December 14, 2007

Thomas's Originalism Is "Unsettling"

by PG

A couple weeks ago, D.C. Circuit Chief Judge Douglas Ginsburg visited Columbia at the invitation of the Federalist Society, to speak about Originalism in Constitutional Interpretation. I missed the beginning of his talk, but was in time for the Q&A. One student asked why Judge Ginsburg had signed onto an opinion of a colleague's, with which the student apparently disagreed and found inconsistent with the principles Ginsburg had espoused in his speech. Ginsburg reminded the questioner that the D.C. Circuit is an inferior court bound by the Supreme Court's precedent, such that judges are obligated to apply that precedent as best they can. He added that some of the Supreme Court justices, especially Scalia and Thomas, did try to bring originalism to the Court.

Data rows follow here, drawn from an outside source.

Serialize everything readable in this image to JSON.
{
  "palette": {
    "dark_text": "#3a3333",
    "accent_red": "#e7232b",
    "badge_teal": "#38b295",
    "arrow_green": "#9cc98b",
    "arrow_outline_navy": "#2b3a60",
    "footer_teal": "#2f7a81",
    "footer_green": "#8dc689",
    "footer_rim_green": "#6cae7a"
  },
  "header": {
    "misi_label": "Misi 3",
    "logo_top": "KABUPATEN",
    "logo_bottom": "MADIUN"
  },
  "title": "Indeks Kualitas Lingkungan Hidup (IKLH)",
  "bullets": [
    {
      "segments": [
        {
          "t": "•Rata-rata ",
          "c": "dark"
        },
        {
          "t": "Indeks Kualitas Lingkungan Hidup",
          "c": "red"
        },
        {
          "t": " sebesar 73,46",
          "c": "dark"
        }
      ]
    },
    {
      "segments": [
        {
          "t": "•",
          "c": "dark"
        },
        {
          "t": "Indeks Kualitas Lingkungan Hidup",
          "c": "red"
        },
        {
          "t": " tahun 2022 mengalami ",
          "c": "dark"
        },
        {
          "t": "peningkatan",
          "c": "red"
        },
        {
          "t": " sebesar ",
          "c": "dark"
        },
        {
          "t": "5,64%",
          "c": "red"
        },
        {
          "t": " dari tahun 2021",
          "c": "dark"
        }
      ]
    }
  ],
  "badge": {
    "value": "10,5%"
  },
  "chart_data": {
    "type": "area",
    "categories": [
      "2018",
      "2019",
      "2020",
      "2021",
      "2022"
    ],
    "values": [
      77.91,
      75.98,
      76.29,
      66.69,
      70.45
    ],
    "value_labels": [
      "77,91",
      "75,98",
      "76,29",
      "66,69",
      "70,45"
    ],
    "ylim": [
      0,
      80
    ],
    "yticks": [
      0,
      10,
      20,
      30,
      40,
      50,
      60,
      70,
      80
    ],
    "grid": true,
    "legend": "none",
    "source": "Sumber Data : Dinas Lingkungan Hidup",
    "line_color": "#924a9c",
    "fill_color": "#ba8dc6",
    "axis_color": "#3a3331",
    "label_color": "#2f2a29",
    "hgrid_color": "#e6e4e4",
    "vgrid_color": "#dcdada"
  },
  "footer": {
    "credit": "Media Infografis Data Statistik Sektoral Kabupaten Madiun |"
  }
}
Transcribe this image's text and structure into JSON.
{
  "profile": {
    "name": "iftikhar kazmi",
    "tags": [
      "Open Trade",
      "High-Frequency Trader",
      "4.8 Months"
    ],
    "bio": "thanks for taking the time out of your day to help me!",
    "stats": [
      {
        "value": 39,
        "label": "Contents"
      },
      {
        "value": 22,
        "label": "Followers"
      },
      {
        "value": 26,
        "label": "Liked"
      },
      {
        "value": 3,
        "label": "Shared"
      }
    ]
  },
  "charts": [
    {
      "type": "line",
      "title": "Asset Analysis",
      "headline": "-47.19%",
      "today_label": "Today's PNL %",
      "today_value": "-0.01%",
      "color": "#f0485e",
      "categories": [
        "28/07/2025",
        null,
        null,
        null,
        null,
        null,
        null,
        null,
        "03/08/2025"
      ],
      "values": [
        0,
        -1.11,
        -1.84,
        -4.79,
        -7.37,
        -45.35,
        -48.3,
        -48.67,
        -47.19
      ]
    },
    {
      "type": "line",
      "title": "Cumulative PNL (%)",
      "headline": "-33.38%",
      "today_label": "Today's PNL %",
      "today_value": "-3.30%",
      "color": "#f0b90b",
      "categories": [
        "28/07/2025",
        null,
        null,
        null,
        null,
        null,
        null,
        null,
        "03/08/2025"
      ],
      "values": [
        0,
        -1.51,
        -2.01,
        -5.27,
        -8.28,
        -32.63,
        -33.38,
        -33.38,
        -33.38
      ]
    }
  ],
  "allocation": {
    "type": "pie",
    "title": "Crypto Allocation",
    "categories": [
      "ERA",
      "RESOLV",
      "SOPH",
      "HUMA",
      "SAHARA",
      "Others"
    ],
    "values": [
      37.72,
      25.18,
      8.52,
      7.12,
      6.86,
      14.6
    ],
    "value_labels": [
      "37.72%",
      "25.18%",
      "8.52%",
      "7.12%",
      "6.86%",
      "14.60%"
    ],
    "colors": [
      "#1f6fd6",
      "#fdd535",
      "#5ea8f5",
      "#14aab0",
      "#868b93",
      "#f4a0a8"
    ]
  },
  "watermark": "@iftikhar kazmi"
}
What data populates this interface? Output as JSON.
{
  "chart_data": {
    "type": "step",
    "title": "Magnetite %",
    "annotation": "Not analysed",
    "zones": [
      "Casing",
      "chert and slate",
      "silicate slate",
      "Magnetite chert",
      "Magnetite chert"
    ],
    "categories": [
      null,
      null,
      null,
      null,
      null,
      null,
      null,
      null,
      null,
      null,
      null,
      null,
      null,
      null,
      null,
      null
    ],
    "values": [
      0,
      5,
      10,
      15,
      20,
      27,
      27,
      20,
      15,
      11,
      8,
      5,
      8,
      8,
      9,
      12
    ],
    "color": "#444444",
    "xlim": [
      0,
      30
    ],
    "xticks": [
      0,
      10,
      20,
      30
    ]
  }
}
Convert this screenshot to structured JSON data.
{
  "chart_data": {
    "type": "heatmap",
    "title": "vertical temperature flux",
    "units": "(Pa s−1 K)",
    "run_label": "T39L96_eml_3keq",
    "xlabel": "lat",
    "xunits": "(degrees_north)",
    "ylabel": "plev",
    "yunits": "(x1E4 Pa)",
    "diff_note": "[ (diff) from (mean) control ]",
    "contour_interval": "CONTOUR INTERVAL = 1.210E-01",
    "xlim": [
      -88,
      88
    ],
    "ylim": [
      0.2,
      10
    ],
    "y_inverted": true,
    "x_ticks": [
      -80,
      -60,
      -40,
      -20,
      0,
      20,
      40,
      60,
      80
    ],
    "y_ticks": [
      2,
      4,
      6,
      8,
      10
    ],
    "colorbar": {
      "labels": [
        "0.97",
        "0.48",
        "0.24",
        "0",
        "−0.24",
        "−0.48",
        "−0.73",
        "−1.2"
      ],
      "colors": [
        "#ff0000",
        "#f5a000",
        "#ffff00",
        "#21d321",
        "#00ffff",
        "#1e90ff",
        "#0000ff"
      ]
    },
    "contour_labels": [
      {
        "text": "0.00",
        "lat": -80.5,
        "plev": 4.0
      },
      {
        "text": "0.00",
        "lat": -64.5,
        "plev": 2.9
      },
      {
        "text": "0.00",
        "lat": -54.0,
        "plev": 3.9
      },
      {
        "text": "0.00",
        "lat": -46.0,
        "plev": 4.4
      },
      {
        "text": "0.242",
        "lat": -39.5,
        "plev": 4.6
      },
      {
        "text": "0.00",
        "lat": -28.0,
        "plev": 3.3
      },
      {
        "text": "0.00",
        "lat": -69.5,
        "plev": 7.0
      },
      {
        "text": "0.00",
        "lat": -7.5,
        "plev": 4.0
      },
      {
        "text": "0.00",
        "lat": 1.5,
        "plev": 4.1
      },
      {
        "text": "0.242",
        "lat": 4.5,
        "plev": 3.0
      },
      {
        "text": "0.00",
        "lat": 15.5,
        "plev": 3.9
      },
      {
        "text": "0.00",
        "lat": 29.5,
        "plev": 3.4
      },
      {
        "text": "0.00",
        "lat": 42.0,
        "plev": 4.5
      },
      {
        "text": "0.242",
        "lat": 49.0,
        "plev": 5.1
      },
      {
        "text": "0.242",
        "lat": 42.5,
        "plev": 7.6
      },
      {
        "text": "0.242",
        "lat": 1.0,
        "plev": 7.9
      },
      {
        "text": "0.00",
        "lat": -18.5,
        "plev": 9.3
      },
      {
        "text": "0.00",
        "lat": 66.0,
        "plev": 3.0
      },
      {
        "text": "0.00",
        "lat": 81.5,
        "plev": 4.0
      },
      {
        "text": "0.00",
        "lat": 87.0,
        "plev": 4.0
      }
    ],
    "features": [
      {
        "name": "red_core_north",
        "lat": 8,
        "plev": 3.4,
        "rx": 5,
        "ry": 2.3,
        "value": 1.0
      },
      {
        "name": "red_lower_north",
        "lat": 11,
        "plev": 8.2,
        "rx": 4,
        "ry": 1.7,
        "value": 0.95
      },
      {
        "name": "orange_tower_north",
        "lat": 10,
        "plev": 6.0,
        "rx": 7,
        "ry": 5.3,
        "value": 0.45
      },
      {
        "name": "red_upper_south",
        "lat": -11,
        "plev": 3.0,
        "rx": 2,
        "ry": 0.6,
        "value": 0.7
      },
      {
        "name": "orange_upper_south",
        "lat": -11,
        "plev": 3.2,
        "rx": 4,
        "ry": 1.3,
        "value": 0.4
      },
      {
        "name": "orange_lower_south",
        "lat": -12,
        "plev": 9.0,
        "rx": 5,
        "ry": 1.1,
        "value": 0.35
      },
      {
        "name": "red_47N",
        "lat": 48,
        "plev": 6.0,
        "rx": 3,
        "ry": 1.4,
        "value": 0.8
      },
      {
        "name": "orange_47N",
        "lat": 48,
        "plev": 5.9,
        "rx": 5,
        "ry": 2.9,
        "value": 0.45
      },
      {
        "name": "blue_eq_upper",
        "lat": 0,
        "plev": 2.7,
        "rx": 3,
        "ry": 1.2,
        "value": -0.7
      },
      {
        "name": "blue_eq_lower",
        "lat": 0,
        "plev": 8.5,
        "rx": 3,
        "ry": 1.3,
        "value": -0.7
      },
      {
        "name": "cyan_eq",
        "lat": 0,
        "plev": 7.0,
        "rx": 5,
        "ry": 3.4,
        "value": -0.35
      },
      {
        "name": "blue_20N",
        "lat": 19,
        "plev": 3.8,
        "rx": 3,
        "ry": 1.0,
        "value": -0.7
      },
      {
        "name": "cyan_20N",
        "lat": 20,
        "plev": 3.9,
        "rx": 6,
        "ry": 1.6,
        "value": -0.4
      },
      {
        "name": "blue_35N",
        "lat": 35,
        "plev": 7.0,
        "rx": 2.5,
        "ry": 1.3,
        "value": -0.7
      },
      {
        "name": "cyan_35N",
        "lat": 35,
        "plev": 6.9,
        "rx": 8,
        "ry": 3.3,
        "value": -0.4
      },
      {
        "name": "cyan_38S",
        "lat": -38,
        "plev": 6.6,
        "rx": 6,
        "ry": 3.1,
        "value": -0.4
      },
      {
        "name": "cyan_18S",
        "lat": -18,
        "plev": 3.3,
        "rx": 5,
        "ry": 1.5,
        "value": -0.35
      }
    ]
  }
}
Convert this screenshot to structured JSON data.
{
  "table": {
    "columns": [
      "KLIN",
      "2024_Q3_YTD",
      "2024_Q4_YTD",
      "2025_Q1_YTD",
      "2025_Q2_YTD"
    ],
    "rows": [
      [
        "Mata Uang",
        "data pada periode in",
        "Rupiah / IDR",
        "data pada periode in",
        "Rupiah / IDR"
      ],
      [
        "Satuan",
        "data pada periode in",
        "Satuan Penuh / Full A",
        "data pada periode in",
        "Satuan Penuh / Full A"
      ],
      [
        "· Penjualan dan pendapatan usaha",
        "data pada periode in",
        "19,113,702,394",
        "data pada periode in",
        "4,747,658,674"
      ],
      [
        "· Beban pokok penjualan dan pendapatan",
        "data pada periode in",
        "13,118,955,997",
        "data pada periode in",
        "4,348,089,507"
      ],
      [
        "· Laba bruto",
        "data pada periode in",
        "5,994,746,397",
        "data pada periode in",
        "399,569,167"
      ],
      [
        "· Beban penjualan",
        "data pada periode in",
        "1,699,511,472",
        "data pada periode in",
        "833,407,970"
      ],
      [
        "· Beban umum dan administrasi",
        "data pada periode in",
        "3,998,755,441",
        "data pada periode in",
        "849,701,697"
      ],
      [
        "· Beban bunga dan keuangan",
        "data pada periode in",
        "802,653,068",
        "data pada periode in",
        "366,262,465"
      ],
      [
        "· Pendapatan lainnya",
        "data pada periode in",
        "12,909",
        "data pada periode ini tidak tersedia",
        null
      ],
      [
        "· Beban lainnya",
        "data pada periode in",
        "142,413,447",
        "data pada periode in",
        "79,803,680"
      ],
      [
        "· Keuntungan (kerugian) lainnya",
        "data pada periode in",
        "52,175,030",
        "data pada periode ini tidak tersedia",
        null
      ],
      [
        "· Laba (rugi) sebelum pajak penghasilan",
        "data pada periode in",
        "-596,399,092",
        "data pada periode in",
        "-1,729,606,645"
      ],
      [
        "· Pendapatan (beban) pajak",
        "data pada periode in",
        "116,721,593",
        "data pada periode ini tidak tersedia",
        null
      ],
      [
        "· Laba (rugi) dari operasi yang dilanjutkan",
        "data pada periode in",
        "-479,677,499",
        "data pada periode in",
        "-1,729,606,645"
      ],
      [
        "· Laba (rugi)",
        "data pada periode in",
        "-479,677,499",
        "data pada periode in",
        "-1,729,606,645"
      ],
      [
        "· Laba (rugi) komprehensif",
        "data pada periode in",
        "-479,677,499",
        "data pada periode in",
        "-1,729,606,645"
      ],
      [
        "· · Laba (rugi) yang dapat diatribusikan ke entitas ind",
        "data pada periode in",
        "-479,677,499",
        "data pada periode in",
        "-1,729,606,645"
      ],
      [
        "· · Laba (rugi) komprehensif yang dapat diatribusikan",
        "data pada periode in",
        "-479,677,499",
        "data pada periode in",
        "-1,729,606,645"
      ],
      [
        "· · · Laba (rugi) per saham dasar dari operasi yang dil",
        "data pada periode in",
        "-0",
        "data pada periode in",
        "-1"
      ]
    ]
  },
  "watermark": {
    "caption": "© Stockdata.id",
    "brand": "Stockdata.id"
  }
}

Following up on that question, I essentially asked Judge Ginsburg if he could explain Justice Thomas's "originalist" concurrence in in the Bong Hits 4 Jesus case, given that it drew on 19th century schoolmaster behavior to determine how the free speech aspect of the First Amendment applied to schoolchildren, without contemplating the result of such a standard for how freedom of religion applies to schoolchildren. (Schoolmasters and judges apparently didn't think the mandatory Protestant prayer and Bible reading were violations of schoolchildren's First Amendment rights back then, so if we applied the "what was good for kids in 1837 is good for 'em now" rule, the five Catholic justices' own offspring could be forced into religious observances with which they do not agree. Moreover, Thomas's concurrence in Rosenberger v. UVa makes clear that he does think the First Amendment's religion clauses apply to state institutions.)

Judge Ginsburg said he wouldn't address the specific opinion, but he did say that he found Justice Thomas's writings on the Establishment Clause to be "unsettling." As John C. Eastman has put it, Thomas takes an emperor-has-no-clothes attitude toward Establishment Clause precedent and the other justices' interpretation thereof. This creates instability and uncertainty for lower court judges like Ginsburg, who on the one hand may sympathize with Thomas's originalism, but on the other hand still must apply the precedent.

December 14, 2007 1:47 AM | TrackBack
Comments

But Thomas' solo concurrence is not precedential.